Face a eventuais notícias de envolvimentos, os primeiros ministros da Grã-Bretanha e da Islândia, viram-se “chamuscados” e ficaram intranquilos, pois por essas bandas não é costume brincar às democracias. O da Islândia demitiu-se mesmo. Mas, ultrapassados estes casos, verifica-se que o argumento-chave, muito citado e firmemente invocado por alguns dos envolvidos até agora conhecidos, é o da legalidade dos ditos offshores. Ora, o problema que nasce daqui para a grande investigação jornalística em curso é exactamente o aprofundamento da investigação sobre a natureza legal ou criminosa desses negócios circulantes nesses, não por acaso, também chamados “paraísos fiscais”. E, aqui, indubitavelmente, a tarefa traz outras dificuldades: as redes são de si tortuosas e bem montadas, surgem as barreiras do sigilo a que estão sujeitos estes assuntos, (também muito legalmente protegidos) e fabricam-se emaranhados autênticos para dificultar descobrir onde está o Wally. Evidentemente, que esta equipa de jornalistas internacionais, reunidos no Consórcio Internacional de Jornalistas de Investigação, onde se integram os jornalistas portugueses Mickael Pereira (Expresso) e Rui Araújo (TVI) é perspicaz e competente, e não vai ficar a ler os papeis. Mas, neste momento, impõe-se, como ainda anteontem no Expresso da Meia-noite(SIC), o Mickael Pereira dizia, que a opinião pública do mundo e de Portugal não se desligue do assunto e mais uma vez não fique no seu habitual amorfismo, por julgar que coisas destas são dos outros. A recém-criada Associação de Estudos de Comunicação e Jornalismo(AECJ) já marcou para o próximo dia 19, pelas 18 horas, no espaço que encontrou livre, a Fundação Soares, um colóquio sobre este tema, com a presença dos jornalistas portugueses envolvidos na investigação e da deputada Ana Gomes que, no Parlamento europeu, tem acompanhado este assunto.
E, segundo o meu ponto de vista, interessava muito que este assunto, antes de passar para a esfera judicial, – o que terá de acontecer – fosse ainda mais aclarado e concretizado na esfera da investigação jornalística. Infelizmente, a experiência que vamos tendo nos processos de investigação criminal -e isto só para falar dos mais mediáticos – é de que eles se arrastam tanto tempo que para além dos danos causados por uma justiça que tem de ter e ser em tempo, perdem-se na memória dos cidadãos. Por outro lado, não é menos desconcertante, o que se tem passado com os casos dos bancos BPN, BPP, BES e agora Banif.
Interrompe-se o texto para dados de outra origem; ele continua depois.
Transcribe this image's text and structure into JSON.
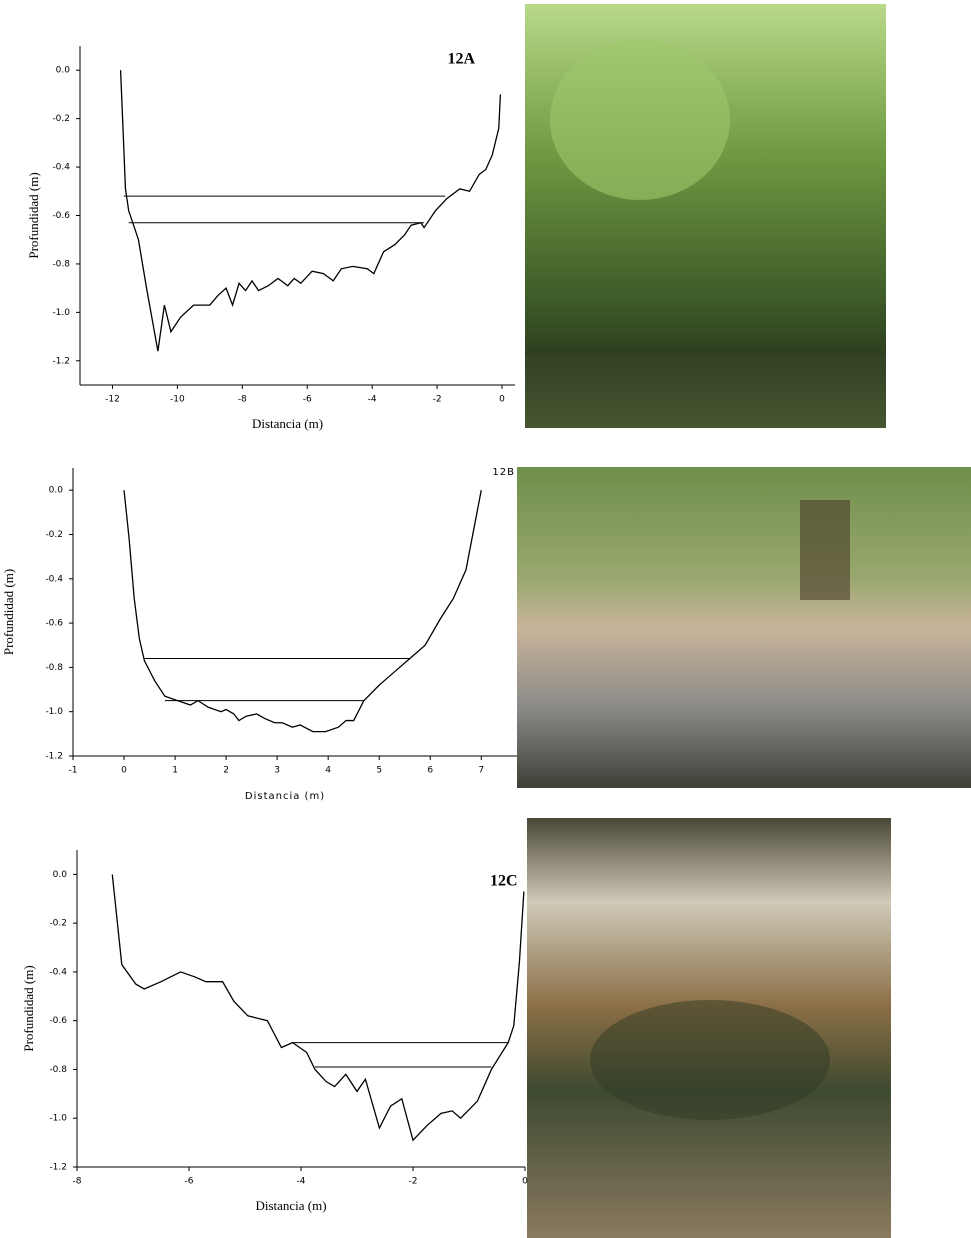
{
  "chart_data": [
    {
      "type": "line",
      "label": "12A",
      "x_label": "Distancia (m)",
      "y_label": "Profundidad (m)",
      "color": "#000000",
      "x": [
        -11.75,
        -11.66,
        -11.6,
        -11.5,
        -11.2,
        -10.95,
        -10.6,
        -10.4,
        -10.2,
        -9.9,
        -9.5,
        -9.0,
        -8.75,
        -8.5,
        -8.3,
        -8.1,
        -7.9,
        -7.7,
        -7.5,
        -7.2,
        -6.9,
        -6.6,
        -6.4,
        -6.2,
        -5.85,
        -5.5,
        -5.2,
        -4.95,
        -4.6,
        -4.15,
        -3.95,
        -3.65,
        -3.3,
        -3.0,
        -2.8,
        -2.5,
        -2.4,
        -2.05,
        -1.7,
        -1.3,
        -1.0,
        -0.7,
        -0.5,
        -0.3,
        -0.1,
        -0.05
      ],
      "values": [
        0,
        -0.29,
        -0.49,
        -0.58,
        -0.7,
        -0.9,
        -1.16,
        -0.97,
        -1.08,
        -1.02,
        -0.97,
        -0.97,
        -0.93,
        -0.9,
        -0.97,
        -0.88,
        -0.91,
        -0.87,
        -0.91,
        -0.89,
        -0.86,
        -0.89,
        -0.86,
        -0.88,
        -0.83,
        -0.84,
        -0.87,
        -0.82,
        -0.81,
        -0.82,
        -0.84,
        -0.75,
        -0.72,
        -0.68,
        -0.64,
        -0.63,
        -0.65,
        -0.58,
        -0.53,
        -0.49,
        -0.5,
        -0.43,
        -0.41,
        -0.35,
        -0.24,
        -0.1
      ],
      "levels": [
        {
          "x": [
            -11.65,
            -1.75
          ],
          "values": [
            -0.52,
            -0.52
          ]
        },
        {
          "x": [
            -11.5,
            -2.4
          ],
          "values": [
            -0.63,
            -0.63
          ]
        }
      ],
      "xlim": [
        -13,
        0.4
      ],
      "ylim": [
        -1.3,
        0.1
      ],
      "xticks": [
        -12,
        -10,
        -8,
        -6,
        -4,
        -2,
        0
      ],
      "yticks": [
        {
          "value": 0,
          "label": "0.0"
        },
        -0.2,
        -0.4,
        -0.6,
        -0.8,
        {
          "value": -1,
          "label": "-1.0"
        },
        -1.2
      ]
    },
    {
      "type": "line",
      "label": "12B",
      "x_label": "Distancia (m)",
      "y_label": "Profundidad (m)",
      "color": "#000000",
      "x": [
        0,
        0.1,
        0.2,
        0.3,
        0.4,
        0.6,
        0.8,
        1.05,
        1.3,
        1.45,
        1.65,
        1.9,
        2.0,
        2.15,
        2.25,
        2.4,
        2.6,
        2.75,
        2.95,
        3.1,
        3.3,
        3.45,
        3.7,
        3.95,
        4.2,
        4.35,
        4.5,
        4.7,
        5.0,
        5.3,
        5.6,
        5.9,
        6.2,
        6.45,
        6.7,
        6.85,
        7.0
      ],
      "values": [
        0,
        -0.22,
        -0.49,
        -0.67,
        -0.77,
        -0.86,
        -0.93,
        -0.95,
        -0.97,
        -0.95,
        -0.98,
        -1.0,
        -0.99,
        -1.01,
        -1.04,
        -1.02,
        -1.01,
        -1.03,
        -1.05,
        -1.05,
        -1.07,
        -1.06,
        -1.09,
        -1.09,
        -1.07,
        -1.04,
        -1.04,
        -0.95,
        -0.88,
        -0.82,
        -0.76,
        -0.7,
        -0.58,
        -0.49,
        -0.36,
        -0.18,
        0
      ],
      "levels": [
        {
          "x": [
            0.4,
            5.6
          ],
          "values": [
            -0.76,
            -0.76
          ]
        },
        {
          "x": [
            0.8,
            4.7
          ],
          "values": [
            -0.95,
            -0.95
          ]
        }
      ],
      "xlim": [
        -1,
        7.7
      ],
      "ylim": [
        -1.2,
        0.1
      ],
      "xticks": [
        -1,
        0,
        1,
        2,
        3,
        4,
        5,
        6,
        7
      ],
      "yticks": [
        {
          "value": 0,
          "label": "0.0"
        },
        -0.2,
        -0.4,
        -0.6,
        -0.8,
        {
          "value": -1,
          "label": "-1.0"
        },
        -1.2
      ]
    },
    {
      "type": "line",
      "label": "12C",
      "x_label": "Distancia (m)",
      "y_label": "Profundidad (m)",
      "color": "#000000",
      "x": [
        -7.37,
        -7.2,
        -6.95,
        -6.8,
        -6.5,
        -6.15,
        -5.9,
        -5.7,
        -5.55,
        -5.4,
        -5.2,
        -4.95,
        -4.6,
        -4.35,
        -4.15,
        -3.9,
        -3.75,
        -3.55,
        -3.4,
        -3.2,
        -3.0,
        -2.85,
        -2.6,
        -2.4,
        -2.2,
        -2.0,
        -1.75,
        -1.5,
        -1.3,
        -1.15,
        -0.85,
        -0.6,
        -0.3,
        -0.2,
        -0.1,
        -0.02
      ],
      "values": [
        0,
        -0.37,
        -0.45,
        -0.47,
        -0.44,
        -0.4,
        -0.42,
        -0.44,
        -0.44,
        -0.44,
        -0.52,
        -0.58,
        -0.6,
        -0.71,
        -0.69,
        -0.73,
        -0.8,
        -0.85,
        -0.87,
        -0.82,
        -0.89,
        -0.84,
        -1.04,
        -0.95,
        -0.92,
        -1.09,
        -1.03,
        -0.98,
        -0.97,
        -1.0,
        -0.93,
        -0.8,
        -0.69,
        -0.62,
        -0.36,
        -0.07
      ],
      "levels": [
        {
          "x": [
            -4.15,
            -0.3
          ],
          "values": [
            -0.69,
            -0.69
          ]
        },
        {
          "x": [
            -3.75,
            -0.6
          ],
          "values": [
            -0.79,
            -0.79
          ]
        }
      ],
      "xlim": [
        -8,
        0
      ],
      "ylim": [
        -1.2,
        0.1
      ],
      "xticks": [
        -8,
        -6,
        -4,
        -2,
        0
      ],
      "yticks": [
        {
          "value": 0,
          "label": "0.0"
        },
        -0.2,
        -0.4,
        -0.6,
        -0.8,
        {
          "value": -1,
          "label": "-1.0"
        },
        -1.2
      ]
    }
  ]
}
Não obstante o papel dos nossos parlamentares que têm feito louváveis e trabalhosos inquéritos a estas matérias, porque tardam tanto a serem reduzidos a simples e intrincados «casos de polícia»?
E seria importante e indispensável que a opinião pública – os cidadãos livres e responsáveis – tomassem posições firmes, actuantes, manifestando que não querem que outros “senhores de aprumados colarinhos brancos”, tais toupeiras escondidas em territórios invisíveis vão cavando os buracos onde se perdem as nossas economias e finanças, sobrando para nós a condenação de que isto tudo acontece porque «vivemos acima das nossas possibilidades».